All’affacciarsi del nuovo anno dobbiamo constatare che ci sono realtà alle porte nord-orientali dell’Italia e lungo il crinale europeo che vengono sottaciute, di cui si conosce poco ma che dimostrano situazioni al limite e una evidente e continua serie di violazioni dei diritti umani più elementari.
Lungo quella che viene denominata Rotta balcanica, a partire dalla Turchia, alla Grecia e fino a estesi territori della Bosnia Erzegovina, Serbia, Croazia e Slovenia continua un flusso ininterrotto, un andirivieni di profughi, carovane umane dolenti composte da donne, bambini e uomini in fuga. Afghani, pakistani, siriani, irakeni, gente di ogni nazionalità che viene continuamente rimbalzata avanti e indietro; aspirano al “game”, per niente un gioco (se non che in gioco ci sono le loro vite), ma il passaggio della frontiera verso l’Unione europea, lungo i sentieri che si inerpicano tra le montagne e adesso col freddo dell’inverno – con la pioggia e con la neve – in condizioni terribili.

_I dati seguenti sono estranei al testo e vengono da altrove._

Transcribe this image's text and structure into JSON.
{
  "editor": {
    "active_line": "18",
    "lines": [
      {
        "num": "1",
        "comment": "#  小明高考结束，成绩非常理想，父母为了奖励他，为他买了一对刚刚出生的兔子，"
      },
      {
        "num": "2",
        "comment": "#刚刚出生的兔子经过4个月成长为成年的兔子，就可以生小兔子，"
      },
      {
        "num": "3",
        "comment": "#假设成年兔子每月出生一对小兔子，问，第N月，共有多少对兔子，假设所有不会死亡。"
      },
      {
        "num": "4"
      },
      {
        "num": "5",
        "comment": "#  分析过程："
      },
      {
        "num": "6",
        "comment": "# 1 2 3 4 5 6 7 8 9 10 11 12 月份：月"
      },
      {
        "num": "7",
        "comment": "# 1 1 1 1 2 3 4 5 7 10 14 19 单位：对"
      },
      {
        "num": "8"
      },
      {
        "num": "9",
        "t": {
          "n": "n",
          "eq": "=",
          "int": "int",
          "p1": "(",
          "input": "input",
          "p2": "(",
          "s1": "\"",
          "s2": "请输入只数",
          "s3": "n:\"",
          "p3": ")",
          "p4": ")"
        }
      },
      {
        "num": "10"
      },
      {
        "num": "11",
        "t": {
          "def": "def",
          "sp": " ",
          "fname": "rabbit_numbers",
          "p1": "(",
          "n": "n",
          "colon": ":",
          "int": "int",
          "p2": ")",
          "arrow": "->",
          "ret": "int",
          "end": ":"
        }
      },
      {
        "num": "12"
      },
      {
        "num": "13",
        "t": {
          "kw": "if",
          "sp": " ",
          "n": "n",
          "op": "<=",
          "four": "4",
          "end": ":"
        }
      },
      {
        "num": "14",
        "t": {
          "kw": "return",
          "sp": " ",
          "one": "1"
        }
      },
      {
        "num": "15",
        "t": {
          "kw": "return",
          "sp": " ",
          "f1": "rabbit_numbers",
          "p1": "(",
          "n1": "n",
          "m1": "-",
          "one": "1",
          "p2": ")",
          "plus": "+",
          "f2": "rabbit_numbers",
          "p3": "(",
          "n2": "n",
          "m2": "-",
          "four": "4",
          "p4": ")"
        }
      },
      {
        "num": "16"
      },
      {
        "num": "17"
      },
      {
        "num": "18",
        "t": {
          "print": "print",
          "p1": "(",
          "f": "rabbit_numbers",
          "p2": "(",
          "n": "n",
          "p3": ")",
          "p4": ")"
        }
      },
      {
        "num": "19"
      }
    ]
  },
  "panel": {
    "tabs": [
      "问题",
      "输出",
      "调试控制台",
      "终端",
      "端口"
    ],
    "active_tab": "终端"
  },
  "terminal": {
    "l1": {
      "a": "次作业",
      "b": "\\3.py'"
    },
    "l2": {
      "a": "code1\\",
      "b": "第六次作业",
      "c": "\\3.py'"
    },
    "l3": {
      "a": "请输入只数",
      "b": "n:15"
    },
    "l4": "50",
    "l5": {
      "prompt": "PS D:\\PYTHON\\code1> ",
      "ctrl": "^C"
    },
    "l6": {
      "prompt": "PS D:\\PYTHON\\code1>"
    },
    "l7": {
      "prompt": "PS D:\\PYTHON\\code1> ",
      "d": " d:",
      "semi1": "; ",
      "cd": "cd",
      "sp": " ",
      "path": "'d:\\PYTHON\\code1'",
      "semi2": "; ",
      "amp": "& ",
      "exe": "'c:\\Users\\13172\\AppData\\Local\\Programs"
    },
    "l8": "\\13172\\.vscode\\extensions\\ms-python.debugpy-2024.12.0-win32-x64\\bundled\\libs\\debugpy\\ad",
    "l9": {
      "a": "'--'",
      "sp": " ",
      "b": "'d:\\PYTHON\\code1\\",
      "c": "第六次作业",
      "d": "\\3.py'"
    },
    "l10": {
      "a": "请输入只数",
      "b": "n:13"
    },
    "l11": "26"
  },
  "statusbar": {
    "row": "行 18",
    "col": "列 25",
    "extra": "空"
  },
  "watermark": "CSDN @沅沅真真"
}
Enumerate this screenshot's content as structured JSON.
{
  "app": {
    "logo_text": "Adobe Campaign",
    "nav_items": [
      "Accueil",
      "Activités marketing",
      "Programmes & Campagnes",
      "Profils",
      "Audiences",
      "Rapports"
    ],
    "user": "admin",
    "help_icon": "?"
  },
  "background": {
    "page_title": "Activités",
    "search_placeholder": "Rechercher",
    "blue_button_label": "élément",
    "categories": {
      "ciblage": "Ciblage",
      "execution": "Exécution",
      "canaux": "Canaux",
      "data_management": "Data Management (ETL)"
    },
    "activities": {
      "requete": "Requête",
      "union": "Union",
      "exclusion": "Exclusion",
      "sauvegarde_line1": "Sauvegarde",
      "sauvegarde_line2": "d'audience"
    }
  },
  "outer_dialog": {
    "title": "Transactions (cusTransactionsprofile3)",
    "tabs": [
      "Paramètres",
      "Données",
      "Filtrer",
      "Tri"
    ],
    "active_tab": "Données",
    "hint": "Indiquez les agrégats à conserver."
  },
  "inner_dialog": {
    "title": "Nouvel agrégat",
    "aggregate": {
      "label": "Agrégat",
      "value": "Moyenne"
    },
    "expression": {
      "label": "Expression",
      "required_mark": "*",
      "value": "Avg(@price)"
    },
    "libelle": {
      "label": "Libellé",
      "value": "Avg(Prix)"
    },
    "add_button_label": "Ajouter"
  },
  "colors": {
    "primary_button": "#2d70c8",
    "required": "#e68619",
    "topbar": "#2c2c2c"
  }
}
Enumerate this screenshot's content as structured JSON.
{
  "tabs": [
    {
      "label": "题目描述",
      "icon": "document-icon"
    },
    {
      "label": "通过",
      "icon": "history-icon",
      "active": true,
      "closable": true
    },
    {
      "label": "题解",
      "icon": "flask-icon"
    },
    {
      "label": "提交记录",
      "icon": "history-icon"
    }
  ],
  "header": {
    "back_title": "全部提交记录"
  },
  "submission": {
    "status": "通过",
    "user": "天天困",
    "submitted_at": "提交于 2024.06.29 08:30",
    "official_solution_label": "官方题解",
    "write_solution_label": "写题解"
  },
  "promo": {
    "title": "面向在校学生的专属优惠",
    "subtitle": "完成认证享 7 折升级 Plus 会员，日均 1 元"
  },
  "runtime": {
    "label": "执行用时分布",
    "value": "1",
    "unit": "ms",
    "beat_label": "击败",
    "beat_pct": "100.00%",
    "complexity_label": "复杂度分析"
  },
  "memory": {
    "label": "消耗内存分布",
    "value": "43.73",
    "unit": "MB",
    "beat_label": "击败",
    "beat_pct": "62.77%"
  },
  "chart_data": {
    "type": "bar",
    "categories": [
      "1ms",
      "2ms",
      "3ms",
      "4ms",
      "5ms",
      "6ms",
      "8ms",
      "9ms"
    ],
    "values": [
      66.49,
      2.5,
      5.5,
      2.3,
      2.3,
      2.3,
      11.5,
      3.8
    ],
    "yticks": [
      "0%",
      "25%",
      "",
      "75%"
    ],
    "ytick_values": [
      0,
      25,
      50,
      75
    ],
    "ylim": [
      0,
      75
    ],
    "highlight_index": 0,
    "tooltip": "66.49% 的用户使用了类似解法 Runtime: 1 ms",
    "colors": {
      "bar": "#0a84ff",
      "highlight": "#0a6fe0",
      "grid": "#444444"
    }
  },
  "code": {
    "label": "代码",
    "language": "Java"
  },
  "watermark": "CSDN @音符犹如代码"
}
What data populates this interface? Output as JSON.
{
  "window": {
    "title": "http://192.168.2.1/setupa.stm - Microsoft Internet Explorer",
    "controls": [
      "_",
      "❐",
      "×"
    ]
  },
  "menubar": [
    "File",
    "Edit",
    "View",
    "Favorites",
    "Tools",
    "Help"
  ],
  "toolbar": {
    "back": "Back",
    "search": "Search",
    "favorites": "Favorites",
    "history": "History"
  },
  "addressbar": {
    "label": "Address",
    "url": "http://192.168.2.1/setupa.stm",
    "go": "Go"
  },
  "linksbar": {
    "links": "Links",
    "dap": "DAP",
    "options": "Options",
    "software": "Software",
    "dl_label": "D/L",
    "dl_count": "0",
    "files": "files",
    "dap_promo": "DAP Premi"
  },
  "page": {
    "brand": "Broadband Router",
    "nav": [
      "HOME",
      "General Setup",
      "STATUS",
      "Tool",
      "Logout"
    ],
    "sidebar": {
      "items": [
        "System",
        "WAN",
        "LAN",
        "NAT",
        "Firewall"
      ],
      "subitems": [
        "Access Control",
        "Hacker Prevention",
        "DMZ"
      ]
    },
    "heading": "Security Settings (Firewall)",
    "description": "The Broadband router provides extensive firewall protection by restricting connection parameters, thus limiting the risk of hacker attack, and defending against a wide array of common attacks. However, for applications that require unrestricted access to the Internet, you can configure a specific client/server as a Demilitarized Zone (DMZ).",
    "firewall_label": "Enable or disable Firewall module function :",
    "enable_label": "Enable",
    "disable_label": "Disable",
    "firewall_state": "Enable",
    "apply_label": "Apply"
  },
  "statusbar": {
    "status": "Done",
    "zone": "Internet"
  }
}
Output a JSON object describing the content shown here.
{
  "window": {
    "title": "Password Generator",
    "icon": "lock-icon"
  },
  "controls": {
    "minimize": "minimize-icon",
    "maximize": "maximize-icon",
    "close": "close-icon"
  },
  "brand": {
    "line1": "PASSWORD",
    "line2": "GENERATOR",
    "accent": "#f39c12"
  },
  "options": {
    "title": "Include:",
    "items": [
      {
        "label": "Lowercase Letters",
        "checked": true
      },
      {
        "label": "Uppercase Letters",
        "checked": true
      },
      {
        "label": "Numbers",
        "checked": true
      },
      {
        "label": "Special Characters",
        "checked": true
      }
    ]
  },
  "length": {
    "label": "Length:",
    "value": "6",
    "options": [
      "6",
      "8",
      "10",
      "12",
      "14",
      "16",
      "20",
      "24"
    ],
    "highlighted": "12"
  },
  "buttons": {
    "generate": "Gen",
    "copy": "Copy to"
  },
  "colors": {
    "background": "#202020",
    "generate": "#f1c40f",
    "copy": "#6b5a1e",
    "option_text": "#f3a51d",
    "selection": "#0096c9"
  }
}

Con i centri di accoglienza che tendono ad essere chiusi e dove comunque sono state introdotte forti limitazioni, complice o con la scusante della pandemia quando è stato introdotto lo stato di emergenza, i profughi si trovano costretti a cercare ripari di fortuna di ogni tipo. Cercano rifugio in caseggiati sventrati dal tempo della guerra, nelle vetuste masserie abbandonate, in provvisori e precari accampamenti nei boschi. Il Border Violence Monitoring, una rete umanitaria che raccoglie e collega, nella dorsale balcanica, una decina di organizzazioni per i diritti umani, documenta continuamente di casi di maltrattamenti, percosse, sevizie inimmaginabili se non fossero rese reali e attuali da fotografie e referti medici (si veda il “Black Book of Pushbacks”, il Libro nero sui respingimenti alle frontiere diffuso il 18 dicembre 2020). I responsabili dei progetti per i migranti lungo la Balkan Route della rete Caritas-Ipsia rilevano come le condizioni dei profughi diventano sempre più insopportabili, con la tendenza in atto a trovarsi oggettivamente contro le popolazioni del posto in una “guerra fra poveri” che tende ad essere alimentata da certa propaganda e da attacchi xenofobi innescati ad arte da gruppi di facinorosi e, al contempo, condensato e conseguenza di una situazione sociale ed economica assai difficile in posti che a 25 anni dagli Accordi di Dayton che volevano porre fine alla guerra nell’ex Yugoslavia faticano a trovare sviluppo ed equilibrio armonico dal punto di vista etnico.
I campi profughi di Salakovac, vicino a Mostar, di Usivak e Blazuj nei pressi di Sarajevo hanno subìto attacchi e sono sotto pressione; l’IOM (International Organization for Migration) denuncia continue proteste dei residenti che si vedono scavalcati nelle “attenzioni” e nell’aiuto, una situazione non semplice se si vogliono contemperare esigenze e bisogni, presenze e diritti di tutti.
I volontari costituiscono di certo un presidio perché certe situazioni non abbiano a degenerare anche se si tratta sempre di equilibri precari, sommerse come sono quelle comunità in un mare di necessità e bisogni immediati. Per non dire di quel che accade dei migranti che, tentato di passare il confine, vengono intercettati nelle zone di Trieste e di Gorizia e rimandati indietro, la polizia di frontiera slovena li consegna agli agenti croati che ci vanno giù duro pure con persone che, de jure, avrebbero diritto alla protezione. Il Danish Refugee Council (onlus con sede a Copenhagen, presente con i suoi attivisti in varie zone “sensibili” del mondo) ha accertato di qualche migliaio di persone rispedite nel campo bosniaco di Bihac, in un gioco allo scaricabarile tra polizie come si stesse trattando di pacchi postali e non di persone sballottate in modo disumano da un posto all’altro, con una presenza rilevante di bambine e bambini, in numerosi casi minori non accompagnati. Segno tangibile di un’emergenza che rincrudisce e pesa ancor più sull’intera area nel rigido inverno balcanico.